I changed my existing BT Broadband package to another one. I’d got a better deal than what I’d been paying before (I was paying more than anyone else I knew for my package) and was pretty pleased about it.  Then I got a letter from BT saying that as I had cancelled my contract ‘early’ they were hitting me with a whopping £100 charge.

I was angry about this for a number of reasons –
  1. As far as I was concerned, my contract was already up. BT had not told me any different when I changed my broadband package.
  2. I had NOT been warned about any charged before I switched. Customers should always be made aware of charges BEFORE they change not after.
  3. It wasn’t like I was changing from BT to another supplier.

I was so incensed about what had happened, I emailed BT and then tweeted about it.

Two hours later I got an email saying they had seen my tweet and the charge had been made in error and they would refund me.

I also tweeted about an Amazon order that had failed to arrive and was a week late.

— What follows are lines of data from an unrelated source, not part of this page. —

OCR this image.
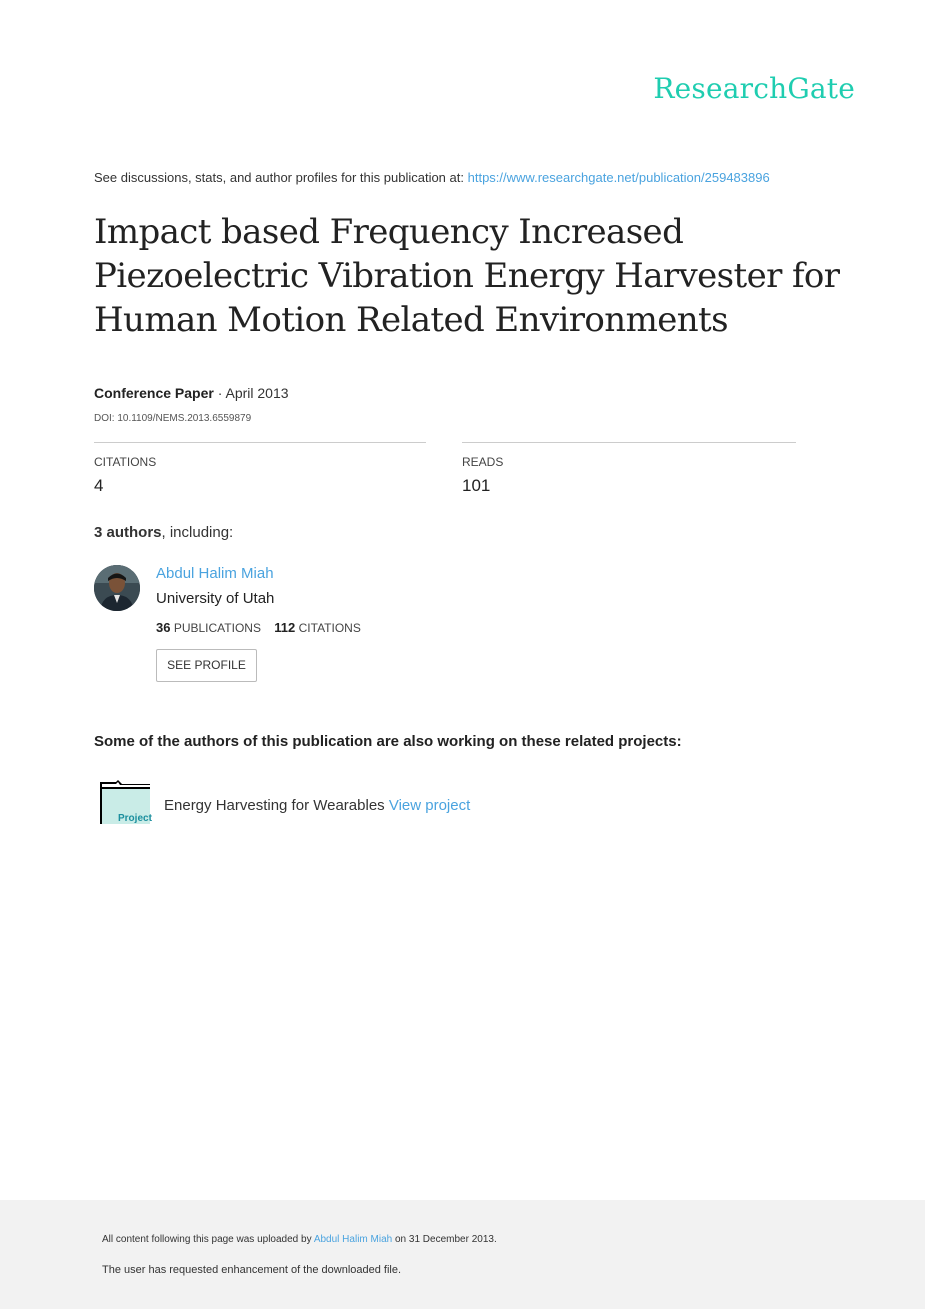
ResearchGate
See discussions, stats, and author profiles for this publication at: https://www.researchgate.net/publication/259483896
Impact based Frequency Increased Piezoelectric Vibration Energy Harvester for Human Motion Related Environments
Conference Paper · April 2013
DOI: 10.1109/NEMS.2013.6559879
CITATIONS
4
READS
101
3 authors, including:
Abdul Halim Miah
University of Utah
36 PUBLICATIONS 112 CITATIONS
SEE PROFILE
Some of the authors of this publication are also working on these related projects:
Project
Energy Harvesting for Wearables View project
All content following this page was uploaded by Abdul Halim Miah on 31 December 2013.
The user has requested enhancement of the downloaded file.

Initially, Amazon had told me that I needed to wait another week before I would qualify for a refund. After they responded to my tweet I got a refund within hours.

The thing I have learned from all this is when you feel you are treated unfairly by a company by all means gets angry about it. Scream, shout and then when your anger calms down, tweet about it. You may be pleasantly surprised by the results. I know I am.